Seeing Urbieta’s professionalism and commitment,
Chef Tyler recommended Urbieta move to Chicago,
to further his training and knowledge of fine
Italian cooking, and work with James Beard Award
winning Chef Paul Bartolotta at Spiaggia.
Once in Chicago, Urbieta worked in
a number of restaurants while waiting for an opening
at the 4-Star Spiaggia. First at Hat Dance, then
at Brasserie Jo under Chef Jean Joho before staging
at the famous Charlie Trotter’s. Finally,
Bartolotta called and Urbieta quickly moved through
every station in the more casual Café Spiaggia
before moving to the 4-star Spiaggia. There he
remained for years working, once again, in every
station in the kitchen.
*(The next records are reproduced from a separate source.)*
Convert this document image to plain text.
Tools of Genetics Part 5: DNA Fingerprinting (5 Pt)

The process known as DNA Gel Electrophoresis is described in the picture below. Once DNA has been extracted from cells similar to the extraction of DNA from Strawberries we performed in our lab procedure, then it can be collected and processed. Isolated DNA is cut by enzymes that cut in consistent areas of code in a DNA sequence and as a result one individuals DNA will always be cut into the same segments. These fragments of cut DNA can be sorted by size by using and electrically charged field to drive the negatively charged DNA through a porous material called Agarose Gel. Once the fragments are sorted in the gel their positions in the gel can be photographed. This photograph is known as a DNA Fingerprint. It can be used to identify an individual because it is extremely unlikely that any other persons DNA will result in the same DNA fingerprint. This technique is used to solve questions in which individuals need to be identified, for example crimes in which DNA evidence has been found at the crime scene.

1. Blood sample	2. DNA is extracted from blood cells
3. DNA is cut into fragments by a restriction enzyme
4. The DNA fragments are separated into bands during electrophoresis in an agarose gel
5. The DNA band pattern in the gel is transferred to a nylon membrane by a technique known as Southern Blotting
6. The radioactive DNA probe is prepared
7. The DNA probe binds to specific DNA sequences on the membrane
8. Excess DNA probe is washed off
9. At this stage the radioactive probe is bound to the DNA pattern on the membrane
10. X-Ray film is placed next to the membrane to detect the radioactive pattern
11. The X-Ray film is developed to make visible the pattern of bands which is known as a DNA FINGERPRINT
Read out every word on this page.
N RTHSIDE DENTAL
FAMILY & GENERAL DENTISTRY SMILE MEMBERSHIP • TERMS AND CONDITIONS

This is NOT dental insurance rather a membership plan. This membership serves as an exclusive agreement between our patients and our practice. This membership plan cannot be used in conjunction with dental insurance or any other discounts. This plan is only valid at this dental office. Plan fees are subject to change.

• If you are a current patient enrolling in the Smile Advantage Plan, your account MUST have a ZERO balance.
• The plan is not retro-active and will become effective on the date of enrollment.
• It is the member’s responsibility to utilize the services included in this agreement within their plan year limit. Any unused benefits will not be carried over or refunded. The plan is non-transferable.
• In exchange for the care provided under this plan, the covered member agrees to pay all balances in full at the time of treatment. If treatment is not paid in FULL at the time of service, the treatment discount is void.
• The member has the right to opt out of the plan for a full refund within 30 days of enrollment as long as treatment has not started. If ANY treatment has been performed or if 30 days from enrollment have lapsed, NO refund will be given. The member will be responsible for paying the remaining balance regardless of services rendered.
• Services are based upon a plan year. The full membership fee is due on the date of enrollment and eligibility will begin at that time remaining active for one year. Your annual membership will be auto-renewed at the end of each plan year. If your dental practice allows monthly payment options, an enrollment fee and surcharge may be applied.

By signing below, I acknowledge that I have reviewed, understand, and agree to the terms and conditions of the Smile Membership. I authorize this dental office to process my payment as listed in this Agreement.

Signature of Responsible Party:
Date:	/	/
Bartolotta saw the potential
in Urbieta and made arrangements to send Urbieta
to Italy to work at the 2 star Michelin Ristorante
San Domenico di Imola under Chef Valentino Marcattilii.
What began as a three month stage ended up as year
long tour of duty which Urbieta used to study and
travel extensively in Italy’s most significant
food regions.
In 1998, Juan moved back to the United
States to join The Bartolotta Restaurants. In the
position of Sous Chef, he was vital the opening
of the upscale casual Nonna Bartolotta’s
then at Mr. B’s-A Bartolotta Steakhouse.
In 2002, he was promoted to Executive Chef of Ristorante
Bartolotta. Here, his many years of training in
with Chef Bartolotta and his experience in Italy
prepared Chef Urbieta for the challenge. Juan’s
menu has become the most authentic Italian menu
in the city of Milwaukee. And in 2003, while still
Executive Chef at Ristorante Bartolotta, Juan heads
the culinary team of the quick casual concept Pizzeria
Piccola, a division of The Bartolotta Restauants.